To select suitable covariates for the multivariable model, we used present knowledge and directed acyclic graphs.[38] The model for the total effect included age, total energy intake, body mass index (weight (kg)/height (m)2), height, intakes of yogurt, cheese, red and processed meat, and alcohol (all continuous), educational level (≤9 years, 10–12 years, >12 years, or other), living alone (yes/no), ever use of antioxidant supplements (yes/no), physical activity (metabolic equivalent-hours/day; continuous), smoking status (never, former with <20 pack-years, former with ≥20 pack-years, current with <20 pack-years, or current with ≥20 pack-years) and Charlson's comorbidity index (possible range of scores, 0–33; continuous).[39,40] To avoid loss of efficiency and limit the introduction of bias by restricting the analysis to persons with complete data alone, missing data on covariates were imputed using multiple imputation.[41] We also imputed covariates not assessed at the baseline of the SMC in 1987–1990 (e.g., smoking status and physical activity).[1] Additional sensitivity analyses included exclusion of the first 2 years of follow-up, persons with a body mass index greater than 35, and current smokers. To our second model, we also added as covariates use of calcium-containing supplements and, for baseline 1997, use of aspirin and prevalent hypercholesterolemia. In a fourth model, we additionally adjusted our estimates for energy-adjusted dietary intakes of protein, total and saturated fat, calcium, vitamin D, retinol, and phosphorus; ever use of cortisone; and, among women, hormone replacement therapy.

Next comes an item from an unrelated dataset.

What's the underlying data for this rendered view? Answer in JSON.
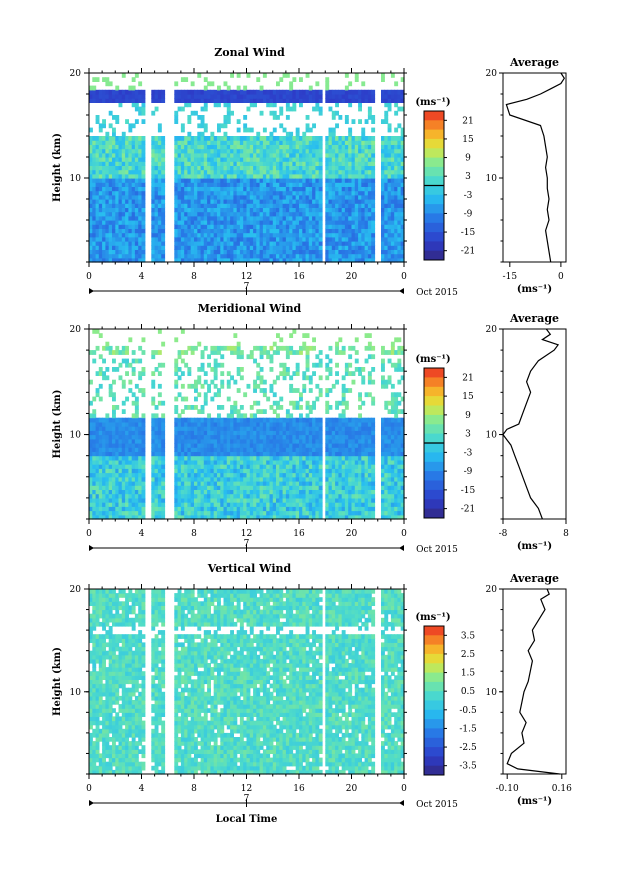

Measures of interaction were calculated on the basis of adjusted hazard ratios (HRs), using persons consuming less than 1 glass of milk and 5 or more servings of fruit and vegetables per day as the reference category for the following groups (annotations in parentheses): milk intake ≥3 glasses/day, fruit and vegetable intake ≥5 servings/day (HR10); milk intake <1 glass/day, fruit and vegetable intake <1 serving/day (HR01); and milk intake ≥3 glasses/day, fruit and vegetable intake <1 serving/day (HR11). The relative excess risk of interaction (interaction on the additive scale) was calculated as HR11 − HR10 − HR01 + 1,[42] and 95% confidence intervals were obtained by means of the bootstrap percentile method with 1,000 bootstrap samples. The statistical analyses were performed with Stata 13.1 (StataCorp LP, College Station, Texas).